Другой парень показал мне железнодорожный билет до Дюнкерка. Билет, изначально фальшивый, в Дюнкерке поменял пункт назначения на Турин, что было скреплено печатью британского МПС (предусмотрительно украденной в свое время). Дело принимало интересный оборот: я становился своего рода членом жюри, который должен был оценивать их истории. Следующий – того и гляди, образуется очередь – поведал мне, как они с приятелями добрались до Бельгии автостопом, где «вписались» в поезд; все шло хорошо до того момента, пока они вдруг не осознали, что вписались не в тот поезд. В конце концов они оказались в Швейцарии – в принципе нормально, до Турина недалеко – но в половине второго ночи, а на дворе апрель, Альпы, денег на гостиницу у них не было, и чтобы не замерзнуть, им пришлось всем вместе ночевать в телефонной будке.

Кружок суппортеров вокруг меня вырос уже до значительных размеров, то один, то другой отходил, но возвращался с бутылками пива. Во мне перестали видеть агента ЦРУ. Меня больше не спрашивали про «Экспресс». Они перестали подозревать, что я – сотрудник британской полиции в штатском. Меня начали принимать в свой круг. Позже я узнал, что в этот момент изменился мой статус; я стал «нормальным чуваком». Нормальный чувак. Какое счастье.

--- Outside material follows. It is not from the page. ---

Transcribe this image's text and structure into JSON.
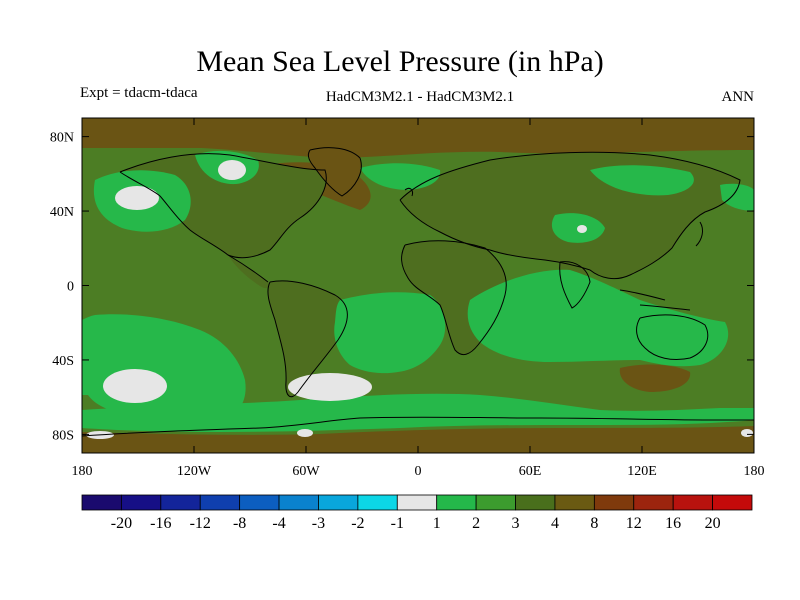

Также я стал тем, кто был им нужен в качестве слушателя их рассказов. Теперь на меня свалилась новая «ответственность». Все просили меня записывать рассказы «правильно». Я стал «папарацци». Мне давали инструкции, советы, указания. Мне было сказано, что:

Они – не хулиганы.

Это позор, что так много препятствий стоит на пути людей, желающих всего лишь поддержать свою команду на выезде.

Они – не хулиганы.

Поведение руководства «Манчестер Юнайтед» – позорно.

Они – не хулиганы.

И так до тех пор, пока наконец я не ответил: да, да, я знаю, знаю, знаю: вы приехали сюда посмотреть футбол и отдохнуть, и впервые за все время я, сам того не желая, в это поверил. Они начали мне нравиться – вероятно, потому, что я начал нравиться им (иррациональный механизм смены установки индивидуума, принятого группой). И это действительно так: не было никакого насилия. Эти люди вели себя шумно, вызывающе, грубо, нецивилизованно, они не радовали глаз, они, в конце концов, могли не вызвать симпатии – но они не были преступниками. И эта мысль перестала меня раздражать. Да, среди них были воры, подонки, алкоголики, но среди них было много и людей, работающих на хорошей работе: инженер из «Бритиш телеком»; начинающий бухгалтер; банковский клерк. Они рассказывали мне не о беспорядках, а о футболе: как они не пропускают ни одного матча, как бесконечно скучны будние дни (нет футбола) и как ужасно лето (нет футбола). Что все они – всего лишь фанатичные приверженцы игры, в мою изначальную схему не слишком укладывалось, но то, что не будет никакого насилия, а они – нормальные английские граждане, не могло не успокаивать. Открытие несколько ужасное, но отнюдь не невозможное. В конце концов, у любого посетителя спортивных зрелищ мужского пола «мужские» черты характера выражены довольно ярко. А у этих людей они, может быть, просто выражены ярче, чем я к тому привык.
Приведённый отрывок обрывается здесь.